La Diosa Luna sonrió fríamente.
—Finalmente, comienzan a entender.
No arruiné estas almas para controlarlas.
Las corrompí para salvar la vida misma.
—Eso es imposible —dijo Caleb.
—¿Lo es?
—Señaló el caos creciente a nuestro alrededor—.
Cuando los Vampiros Originales rasgaron por primera vez agujeros entre dimensiones, causaron heridas que no podían curarse naturalmente.
La única forma de sellarlas era usar almas retorcidas como parches vivientes.
Mi sangre se heló.
—¿Estás diciendo que lo único que impide que todas las realidades colapsen es…
—El sufrimiento de millones —terminó ella—.
Sí.
Cada alma corrompida que liberas nos acerca más al colapso dimensional total.
Cada acto de bondad que realizas nos empuja hacia el fin de todo.

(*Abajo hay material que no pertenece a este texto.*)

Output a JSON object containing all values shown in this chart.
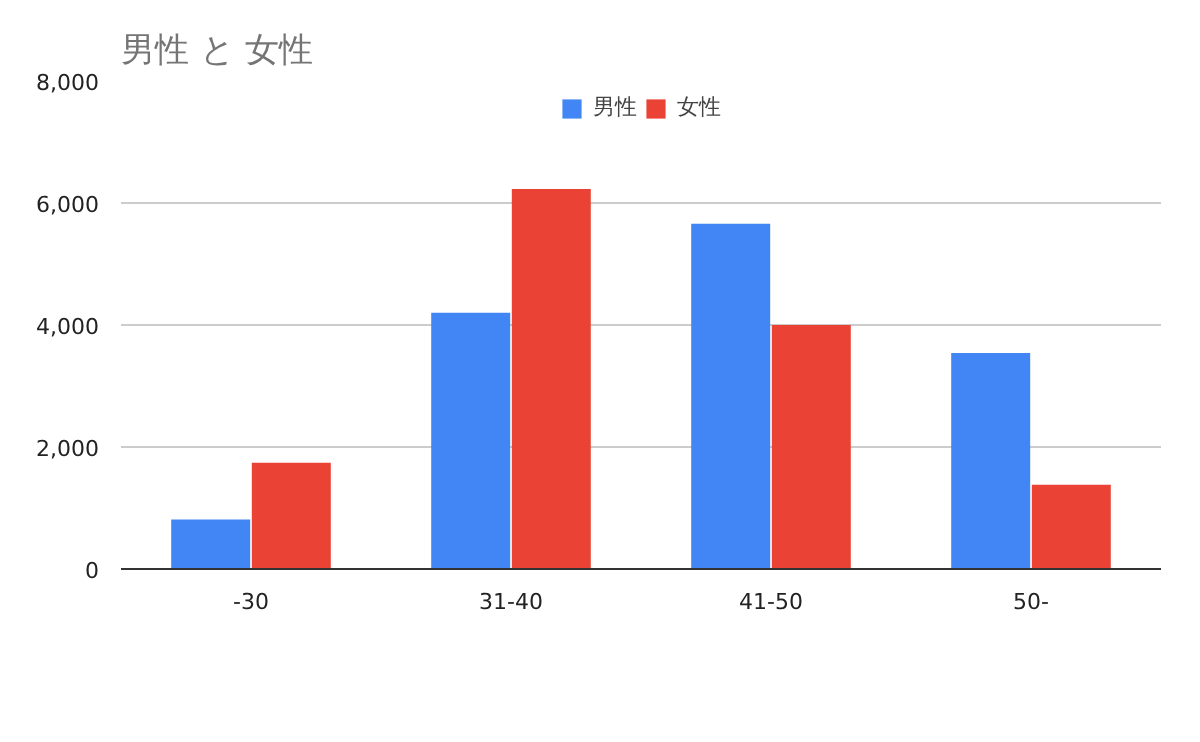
{
  "chart_data": {
    "type": "bar",
    "title": "男性 と 女性",
    "categories": [
      "-30",
      "31-40",
      "41-50",
      "50-"
    ],
    "series": [
      {
        "name": "男性",
        "color": "#4285f4",
        "values": [
          810,
          4200,
          5660,
          3540
        ]
      },
      {
        "name": "女性",
        "color": "#ea4335",
        "values": [
          1740,
          6230,
          4000,
          1380
        ]
      }
    ],
    "ylim": [
      0,
      8000
    ],
    "yticks": [
      {
        "value": 0,
        "label": "0"
      },
      {
        "value": 2000,
        "label": "2,000"
      },
      {
        "value": 4000,
        "label": "4,000"
      },
      {
        "value": 6000,
        "label": "6,000"
      },
      {
        "value": 8000,
        "label": "8,000"
      }
    ],
    "grid": "y",
    "legend": "top"
  }
}
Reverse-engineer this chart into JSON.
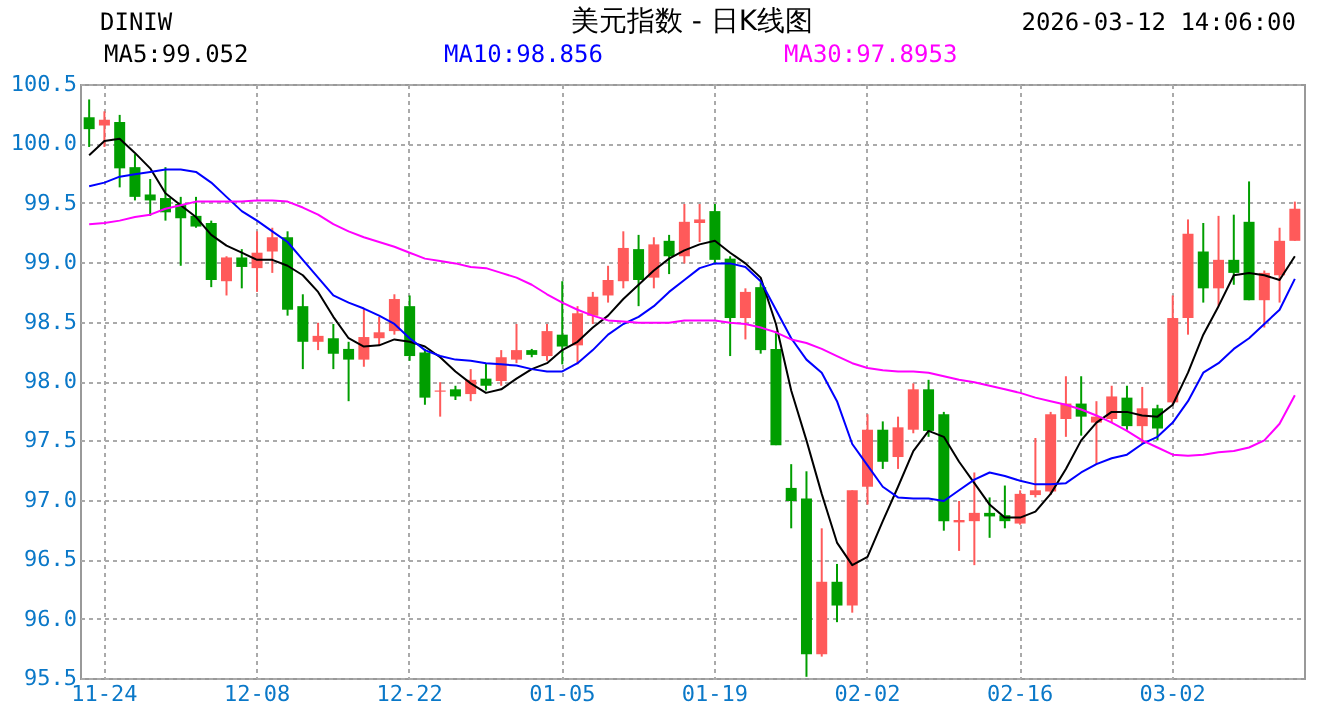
{
  "chart_data": {
    "type": "candlestick",
    "title": "美元指数 - 日K线图",
    "annotations": [
      "DINIW",
      "2026-03-12 14:06:00"
    ],
    "categories": [
      null,
      "11-24",
      null,
      null,
      null,
      null,
      null,
      null,
      null,
      null,
      null,
      "12-08",
      null,
      null,
      null,
      null,
      null,
      null,
      null,
      null,
      null,
      "12-22",
      null,
      null,
      null,
      null,
      null,
      null,
      null,
      null,
      null,
      "01-05",
      null,
      null,
      null,
      null,
      null,
      null,
      null,
      null,
      null,
      "01-19",
      null,
      null,
      null,
      null,
      null,
      null,
      null,
      null,
      null,
      "02-02",
      null,
      null,
      null,
      null,
      null,
      null,
      null,
      null,
      null,
      "02-16",
      null,
      null,
      null,
      null,
      null,
      null,
      null,
      null,
      null,
      "03-02",
      null,
      null,
      null,
      null,
      null,
      null,
      null,
      null
    ],
    "ohlc": [
      [
        100.22,
        100.37,
        99.97,
        100.12
      ],
      [
        100.15,
        100.27,
        99.97,
        100.2
      ],
      [
        100.18,
        100.24,
        99.63,
        99.79
      ],
      [
        99.8,
        99.91,
        99.52,
        99.55
      ],
      [
        99.57,
        99.7,
        99.39,
        99.52
      ],
      [
        99.54,
        99.8,
        99.35,
        99.42
      ],
      [
        99.49,
        99.55,
        98.97,
        99.37
      ],
      [
        99.39,
        99.55,
        99.29,
        99.3
      ],
      [
        99.33,
        99.35,
        98.79,
        98.85
      ],
      [
        98.84,
        99.05,
        98.72,
        99.04
      ],
      [
        99.04,
        99.11,
        98.78,
        98.96
      ],
      [
        98.95,
        99.26,
        98.75,
        99.08
      ],
      [
        99.09,
        99.29,
        98.91,
        99.21
      ],
      [
        99.21,
        99.26,
        98.55,
        98.6
      ],
      [
        98.63,
        98.73,
        98.1,
        98.33
      ],
      [
        98.33,
        98.49,
        98.26,
        98.38
      ],
      [
        98.36,
        98.48,
        98.1,
        98.23
      ],
      [
        98.27,
        98.33,
        97.83,
        98.18
      ],
      [
        98.18,
        98.61,
        98.12,
        98.37
      ],
      [
        98.36,
        98.54,
        98.3,
        98.41
      ],
      [
        98.42,
        98.73,
        98.39,
        98.69
      ],
      [
        98.63,
        98.72,
        98.17,
        98.21
      ],
      [
        98.24,
        98.27,
        97.8,
        97.86
      ],
      [
        97.91,
        97.99,
        97.7,
        97.92
      ],
      [
        97.93,
        97.96,
        97.84,
        97.87
      ],
      [
        97.89,
        98.1,
        97.83,
        98.01
      ],
      [
        98.02,
        98.15,
        97.92,
        97.96
      ],
      [
        98,
        98.26,
        97.96,
        98.2
      ],
      [
        98.18,
        98.48,
        98.15,
        98.26
      ],
      [
        98.26,
        98.27,
        98.2,
        98.22
      ],
      [
        98.21,
        98.48,
        98.17,
        98.42
      ],
      [
        98.39,
        98.84,
        98.14,
        98.29
      ],
      [
        98.3,
        98.63,
        98.14,
        98.57
      ],
      [
        98.55,
        98.75,
        98.48,
        98.71
      ],
      [
        98.72,
        98.97,
        98.66,
        98.85
      ],
      [
        98.84,
        99.26,
        98.78,
        99.12
      ],
      [
        99.11,
        99.23,
        98.63,
        98.85
      ],
      [
        98.87,
        99.21,
        98.78,
        99.15
      ],
      [
        99.18,
        99.23,
        98.9,
        99.05
      ],
      [
        99.05,
        99.49,
        98.99,
        99.34
      ],
      [
        99.33,
        99.49,
        99.17,
        99.36
      ],
      [
        99.43,
        99.49,
        98.99,
        99.02
      ],
      [
        99.03,
        99.05,
        98.21,
        98.53
      ],
      [
        98.53,
        98.78,
        98.35,
        98.75
      ],
      [
        98.79,
        98.83,
        98.23,
        98.26
      ],
      [
        98.27,
        98.42,
        97.46,
        97.46
      ],
      [
        97.1,
        97.3,
        96.76,
        96.99
      ],
      [
        97.01,
        97.24,
        95.51,
        95.7
      ],
      [
        95.7,
        96.76,
        95.68,
        96.31
      ],
      [
        96.31,
        96.46,
        95.97,
        96.11
      ],
      [
        96.11,
        97.08,
        96.05,
        97.08
      ],
      [
        97.11,
        97.72,
        96.96,
        97.59
      ],
      [
        97.59,
        97.66,
        97.26,
        97.32
      ],
      [
        97.36,
        97.7,
        97.26,
        97.61
      ],
      [
        97.59,
        97.98,
        97.56,
        97.93
      ],
      [
        97.93,
        98.01,
        97.53,
        97.58
      ],
      [
        97.72,
        97.74,
        96.74,
        96.82
      ],
      [
        96.81,
        96.99,
        96.57,
        96.83
      ],
      [
        96.82,
        97.23,
        96.45,
        96.89
      ],
      [
        96.89,
        97.02,
        96.68,
        96.86
      ],
      [
        96.87,
        97.12,
        96.76,
        96.82
      ],
      [
        96.8,
        97.08,
        96.79,
        97.05
      ],
      [
        97.04,
        97.52,
        97.02,
        97.08
      ],
      [
        97.07,
        97.74,
        97.04,
        97.72
      ],
      [
        97.68,
        98.04,
        97.53,
        97.81
      ],
      [
        97.81,
        98.04,
        97.54,
        97.7
      ],
      [
        97.65,
        97.83,
        97.3,
        97.7
      ],
      [
        97.68,
        97.96,
        97.65,
        97.87
      ],
      [
        97.86,
        97.96,
        97.59,
        97.62
      ],
      [
        97.62,
        97.95,
        97.47,
        97.77
      ],
      [
        97.77,
        97.8,
        97.5,
        97.6
      ],
      [
        97.82,
        98.72,
        97.8,
        98.53
      ],
      [
        98.53,
        99.36,
        98.39,
        99.24
      ],
      [
        99.09,
        99.33,
        98.66,
        98.78
      ],
      [
        98.78,
        99.39,
        98.63,
        99.02
      ],
      [
        99.02,
        99.4,
        98.81,
        98.91
      ],
      [
        99.34,
        99.68,
        98.68,
        98.68
      ],
      [
        98.68,
        98.93,
        98.45,
        98.91
      ],
      [
        98.89,
        99.29,
        98.66,
        99.18
      ],
      [
        99.18,
        99.51,
        99.18,
        99.45
      ]
    ],
    "colors": [
      "#009e00",
      "#ff5a5a",
      "#009e00",
      "#009e00",
      "#009e00",
      "#009e00",
      "#009e00",
      "#009e00",
      "#009e00",
      "#ff5a5a",
      "#009e00",
      "#ff5a5a",
      "#ff5a5a",
      "#009e00",
      "#009e00",
      "#ff5a5a",
      "#009e00",
      "#009e00",
      "#ff5a5a",
      "#ff5a5a",
      "#ff5a5a",
      "#009e00",
      "#009e00",
      "#ff5a5a",
      "#009e00",
      "#ff5a5a",
      "#009e00",
      "#ff5a5a",
      "#ff5a5a",
      "#009e00",
      "#ff5a5a",
      "#009e00",
      "#ff5a5a",
      "#ff5a5a",
      "#ff5a5a",
      "#ff5a5a",
      "#009e00",
      "#ff5a5a",
      "#009e00",
      "#ff5a5a",
      "#ff5a5a",
      "#009e00",
      "#009e00",
      "#ff5a5a",
      "#009e00",
      "#009e00",
      "#009e00",
      "#009e00",
      "#ff5a5a",
      "#009e00",
      "#ff5a5a",
      "#ff5a5a",
      "#009e00",
      "#ff5a5a",
      "#ff5a5a",
      "#009e00",
      "#009e00",
      "#ff5a5a",
      "#ff5a5a",
      "#009e00",
      "#009e00",
      "#ff5a5a",
      "#ff5a5a",
      "#ff5a5a",
      "#ff5a5a",
      "#009e00",
      "#ff5a5a",
      "#ff5a5a",
      "#009e00",
      "#ff5a5a",
      "#009e00",
      "#ff5a5a",
      "#ff5a5a",
      "#009e00",
      "#ff5a5a",
      "#009e00",
      "#009e00",
      "#ff5a5a",
      "#ff5a5a",
      "#ff5a5a"
    ],
    "series": [
      {
        "name": "MA5:99.052",
        "type": "line",
        "color": "#000000",
        "values": [
          99.9,
          100.02,
          100.04,
          99.92,
          99.79,
          99.58,
          99.48,
          99.38,
          99.23,
          99.14,
          99.08,
          99.02,
          99.02,
          98.97,
          98.89,
          98.75,
          98.54,
          98.36,
          98.29,
          98.3,
          98.35,
          98.33,
          98.29,
          98.2,
          98.08,
          97.98,
          97.9,
          97.93,
          98.02,
          98.1,
          98.15,
          98.26,
          98.33,
          98.45,
          98.55,
          98.69,
          98.81,
          98.93,
          99.03,
          99.1,
          99.15,
          99.18,
          99.08,
          98.99,
          98.87,
          98.48,
          97.92,
          97.5,
          97.05,
          96.64,
          96.45,
          96.52,
          96.82,
          97.11,
          97.41,
          97.58,
          97.53,
          97.32,
          97.14,
          96.96,
          96.85,
          96.85,
          96.9,
          97.05,
          97.26,
          97.5,
          97.65,
          97.74,
          97.74,
          97.71,
          97.7,
          97.8,
          98.07,
          98.39,
          98.63,
          98.89,
          98.91,
          98.89,
          98.85,
          99.05
        ]
      },
      {
        "name": "MA10:98.856",
        "type": "line",
        "color": "#0000ff",
        "values": [
          99.64,
          99.67,
          99.72,
          99.74,
          99.76,
          99.78,
          99.78,
          99.76,
          99.67,
          99.55,
          99.43,
          99.35,
          99.26,
          99.17,
          99.02,
          98.87,
          98.72,
          98.66,
          98.61,
          98.55,
          98.48,
          98.36,
          98.26,
          98.21,
          98.18,
          98.17,
          98.15,
          98.14,
          98.13,
          98.1,
          98.08,
          98.08,
          98.15,
          98.26,
          98.39,
          98.48,
          98.54,
          98.63,
          98.75,
          98.85,
          98.95,
          98.99,
          98.99,
          98.96,
          98.84,
          98.6,
          98.36,
          98.18,
          98.07,
          97.83,
          97.47,
          97.29,
          97.11,
          97.02,
          97.01,
          97.01,
          96.99,
          97.08,
          97.17,
          97.23,
          97.2,
          97.16,
          97.13,
          97.13,
          97.14,
          97.23,
          97.3,
          97.35,
          97.38,
          97.47,
          97.53,
          97.65,
          97.83,
          98.07,
          98.15,
          98.27,
          98.36,
          98.48,
          98.6,
          98.86
        ]
      },
      {
        "name": "MA30:97.8953",
        "type": "line",
        "color": "#ff00ff",
        "values": [
          99.32,
          99.33,
          99.35,
          99.38,
          99.4,
          99.45,
          99.48,
          99.51,
          99.51,
          99.51,
          99.51,
          99.52,
          99.52,
          99.51,
          99.46,
          99.4,
          99.32,
          99.26,
          99.21,
          99.17,
          99.13,
          99.08,
          99.03,
          99.01,
          98.99,
          98.96,
          98.95,
          98.91,
          98.87,
          98.81,
          98.73,
          98.66,
          98.6,
          98.55,
          98.51,
          98.5,
          98.49,
          98.49,
          98.49,
          98.51,
          98.51,
          98.51,
          98.49,
          98.48,
          98.45,
          98.41,
          98.35,
          98.32,
          98.27,
          98.21,
          98.15,
          98.11,
          98.09,
          98.08,
          98.08,
          98.07,
          98.04,
          98.01,
          97.99,
          97.96,
          97.93,
          97.9,
          97.86,
          97.83,
          97.8,
          97.76,
          97.71,
          97.65,
          97.58,
          97.5,
          97.44,
          97.38,
          97.37,
          97.38,
          97.4,
          97.41,
          97.44,
          97.5,
          97.64,
          97.88
        ]
      }
    ],
    "ylim": [
      95.5,
      100.5
    ],
    "yticks": [
      95.5,
      {
        "value": 96,
        "label": "96.0"
      },
      96.5,
      {
        "value": 97,
        "label": "97.0"
      },
      97.5,
      {
        "value": 98,
        "label": "98.0"
      },
      98.5,
      {
        "value": 99,
        "label": "99.0"
      },
      99.5,
      {
        "value": 100,
        "label": "100.0"
      },
      100.5
    ],
    "grid": true
  }
}
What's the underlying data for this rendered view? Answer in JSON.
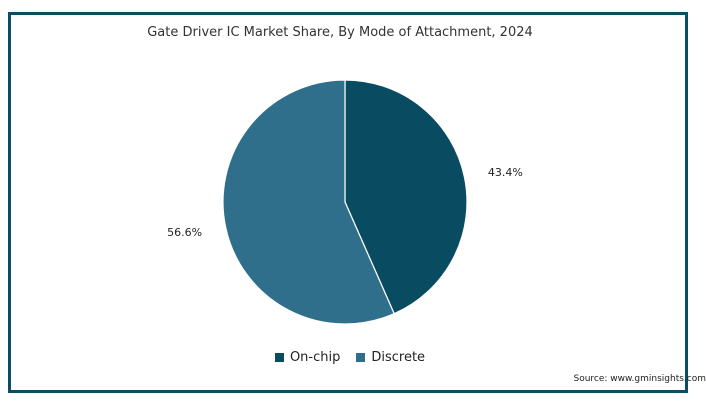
{
  "chart_data": {
    "type": "pie",
    "title": "Gate Driver IC Market Share, By Mode of Attachment, 2024",
    "categories": [
      "On-chip",
      "Discrete"
    ],
    "values": [
      43.4,
      56.6
    ],
    "value_labels": [
      "43.4%",
      "56.6%"
    ],
    "colors": [
      "#094c62",
      "#306f8c"
    ],
    "legend_position": "bottom",
    "source": "Source: www.gminsights.com"
  }
}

El maestro liberado, Marcus, agarró mi brazo con manos temblorosas.
—¿Qué hemos hecho?
¿Qué he hecho yo?
A nuestro alrededor, los Caminantes del Vacío recién liberados comenzaban a entrar en pánico.
Ellos también podían sentirlo – la creciente inestabilidad, la sensación de que la realidad misma se estaba desmoronando.
—Tiene que haber otra manera —dije desesperadamente.
—La hay —dijo una nueva voz detrás de nosotros.
Todos nos volvimos para ver a Dmitri saliendo de uno de los desgarros dimensionales.
Pero no estaba solo.
Con él venía una figura que esperaba no volver a ver jamás – el Líder Caminante del Vacío, la criatura más corrompida de todas.
—Hola, hermana —dijo el Líder, y mi corazón se detuvo.
Porque debajo de toda esa podredumbre, reconocí la voz.
—¿Tommy?
—susurré.
El Líder Caminante del Vacío asintió.
—Hola, Sarah.
He estado esperando a que me recuerdes.
Mi hermano pequeño – el niño de ocho años que había muerto intentando proteger – estaba ante mí como la criatura corrompida más poderosa de la creación.
Y por la mirada en sus ojos, pude ver que su podredumbre iba mucho más profundo que la de los demás.
—Sé lo que estás pensando —dijo Tommy en voz baja—.
Quieres curarme como curaste a los otros.
Pero Sarah, hay algo que necesitas saber primero.
—¿Qué?
—logré preguntar a través de mis lágrimas.
—No estoy corrompido —dijo con una sonrisa que me heló hasta los huesos—.
Yo elegí esto.
Elegí convertirme en lo que soy.
Los desgarros dimensionales a nuestro alrededor repentinamente dejaron de crecer.
Todo quedó mortalmente silencioso.
—He estado trabajando con la Diosa Luna desde el principio —añadió Tommy—.
Y ahora que has liberado suficientes almas para desestabilizar la realidad, es hora de la fase final de nuestro plan.
La realidad comenzó a agrietarse como vidrio roto a nuestro alrededor.
—Bienvenida al fin de todo, hermana.